Erstellt von Stephanie Breitenbach | |  Arbeitsrecht

Die Forderung von Betriebsräten, Bruttogehaltslisten einzusehen und auszuwerten, führen immer wieder zu Streitigkeiten, insbesondere seitdem die Rechte des Betriebsrates durch die Einführung des Entgelttransparenzgesetzes 2017 erweitert wurden. Das Bundesarbeitsgericht hat nun erfreulich deutlich entschieden, dass diesen Forderungen wirksam Grenzen gesetzt werden können.

Aufgabe von Betriebsräten ist u. a. die Pflicht zur Durchsetzung der tatsächlichen Gleichstellung von Frauen und Männern. Um dieses Ziel zu fördern, wurde das Entgelttransparenzgesetz eingeführt. Der Betriebsrat ist nach diesem Gesetz in Verfahren auf Auskunft von Mitarbeitern einzubeziehen. Wird der Betriebsrat beteiligt, so steht ihm tatsächlich ein Einsichts- und Auswertungsrecht in die Bruttolohn- und Gehaltslisten zu. Arbeitgeber haben aber nach dem Gesetz die Möglichkeit, die Erfüllung von Auskunftsverlangen generell oder in Einzelfällen selbst zu übernehmen, wenn sie dies zuvor dem Betriebsrat erläutern.

Die Übernahme durch den Arbeitgeber ist jeweils längstens für die Dauer einer Amtszeit des jeweils amtierenden Betriebsrates möglich. In diesem Fall ist der Arbeitgeber nur noch verpflichtet, den Betriebsrat rechtzeitig und umfassend über eingehende Auskunftsverlangen und deren Beantwortung zu informieren.

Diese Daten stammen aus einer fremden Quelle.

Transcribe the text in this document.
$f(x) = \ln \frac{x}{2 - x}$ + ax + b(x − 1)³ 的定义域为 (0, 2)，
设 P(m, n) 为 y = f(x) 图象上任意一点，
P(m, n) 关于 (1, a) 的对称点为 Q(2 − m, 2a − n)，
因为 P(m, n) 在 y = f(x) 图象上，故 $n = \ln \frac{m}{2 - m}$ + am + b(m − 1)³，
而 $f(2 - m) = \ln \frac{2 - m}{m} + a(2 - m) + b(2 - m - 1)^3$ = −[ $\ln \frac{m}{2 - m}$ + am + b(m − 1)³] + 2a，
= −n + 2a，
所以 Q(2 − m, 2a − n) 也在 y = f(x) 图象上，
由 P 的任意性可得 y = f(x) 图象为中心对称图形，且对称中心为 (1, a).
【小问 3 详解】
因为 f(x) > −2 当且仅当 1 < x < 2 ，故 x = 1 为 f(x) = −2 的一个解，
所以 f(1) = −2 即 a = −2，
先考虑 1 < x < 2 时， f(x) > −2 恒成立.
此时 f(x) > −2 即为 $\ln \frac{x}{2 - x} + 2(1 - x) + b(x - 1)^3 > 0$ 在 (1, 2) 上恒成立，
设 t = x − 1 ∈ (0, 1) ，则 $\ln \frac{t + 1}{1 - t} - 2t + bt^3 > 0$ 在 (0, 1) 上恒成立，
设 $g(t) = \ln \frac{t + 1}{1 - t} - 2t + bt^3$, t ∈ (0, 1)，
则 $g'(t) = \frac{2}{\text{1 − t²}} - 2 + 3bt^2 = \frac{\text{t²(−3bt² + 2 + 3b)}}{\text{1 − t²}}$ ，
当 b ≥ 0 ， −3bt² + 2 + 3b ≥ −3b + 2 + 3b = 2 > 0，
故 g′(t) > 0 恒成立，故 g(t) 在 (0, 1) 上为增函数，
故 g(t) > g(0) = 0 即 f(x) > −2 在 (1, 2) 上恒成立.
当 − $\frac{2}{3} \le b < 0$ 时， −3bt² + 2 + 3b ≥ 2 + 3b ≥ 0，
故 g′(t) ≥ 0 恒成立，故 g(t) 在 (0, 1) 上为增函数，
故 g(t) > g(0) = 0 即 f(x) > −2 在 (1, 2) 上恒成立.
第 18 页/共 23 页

Im nun entschiedenen Fall (BAG, Beschluss vom 28.07.2020, Az. 1 ABR 6/19) hatte ein Telekommunikationsunternehmen die Erfüllung der Auskunftsverlangen nach dem Entgelttransparenzgesetz generell selbst übernommen. Im ersten Halbjahr 2018 machten 28 Mitarbeiter Auskunftsansprüche geltend. Der Arbeitgeber unterrichtete den Betriebsrat regelmäßig per E-Mail über die eingehenden Anfragen der Mitarbeiter und die erteilten Auskünfte und gewährte ihm Einsicht in die nach Geschlecht aufgeschlüsselten Gehaltslisten. Der Betriebsrat begnügte sich jedoch nicht damit, die Entgeltlisten auf einem ihm zur Verfügung gestellten PC als PDF-Datei oder als Ausdruck dieser Datei einsehen zu können. Er machte vielmehr – letztendlich erfolglos – durch alle Instanzen geltend, dass er die Listen in ganz bestimmter Form zur Verfügung gestellt bekommen will, um sie nach seinen Vorstellungen optimal auswerten zu können.

Diesem Verlangen schob das BAG einen klaren Riegel vor und ging sogar noch weiter: Der Betriebsrat hat nach Ansicht des BAG vorliegend nicht einmal ein Einsichts- und Auswertungsrecht im Hinblick auf die Entgeltlisten, denn ein solches Recht besteht nur in Zusammenhang mit den Auskunftsansprüchen von Mitarbeitern. Da aber im entschiedenen Fall der Arbeitgeber berechtigterweise allein die Bearbeitung der Auskunftsverlangen erfüllt, besteht auch keine entsprechende Aufgabe des Betriebsrates und damit auch kein Einsichts- und Auswertungsrecht. Die in den Vorinstanzen thematisierte Frage, in welcher Form ein eventueller Überlassungsanspruch von Gehaltslisten bestehe, wenn der Arbeitgeber die Bearbeitung der Auskunftsansprüche nicht selbst übernimmt, hat das BAG in seiner bislang nur als Pressemitteilung vorliegenden Entscheidung offengelassen.

Mein Praxistipp:

Arbeitgeber können aufgrund der ergangenen Entscheidung die Überlassung und sogar Einsicht des Betriebsrates in Gehaltslisten verhindern, wenn sie die Bearbeitung von Auskunftsverlangen nach dem Entgelttransparenzgesetz selbst übernehmen. Hierzu ist es nötig, dass der Arbeitgeber vor Eingang des entsprechenden Verlangens erklärt hat, dass er die Erfüllung der Auskunftsverpflichtung (generell oder in bestimmten Fällen) selbst übernimmt und dies auch gegenüber dem Betriebsrat erläutert hat. Ist ein Auskunftsverlangen vor einer entsprechenden Erklärung des Arbeitgebers bereits beim Betriebsrat eingegangen, so bleibt der Betriebsrat für die Erfüllung dieses konkreten Auskunftsverlangens zuständig.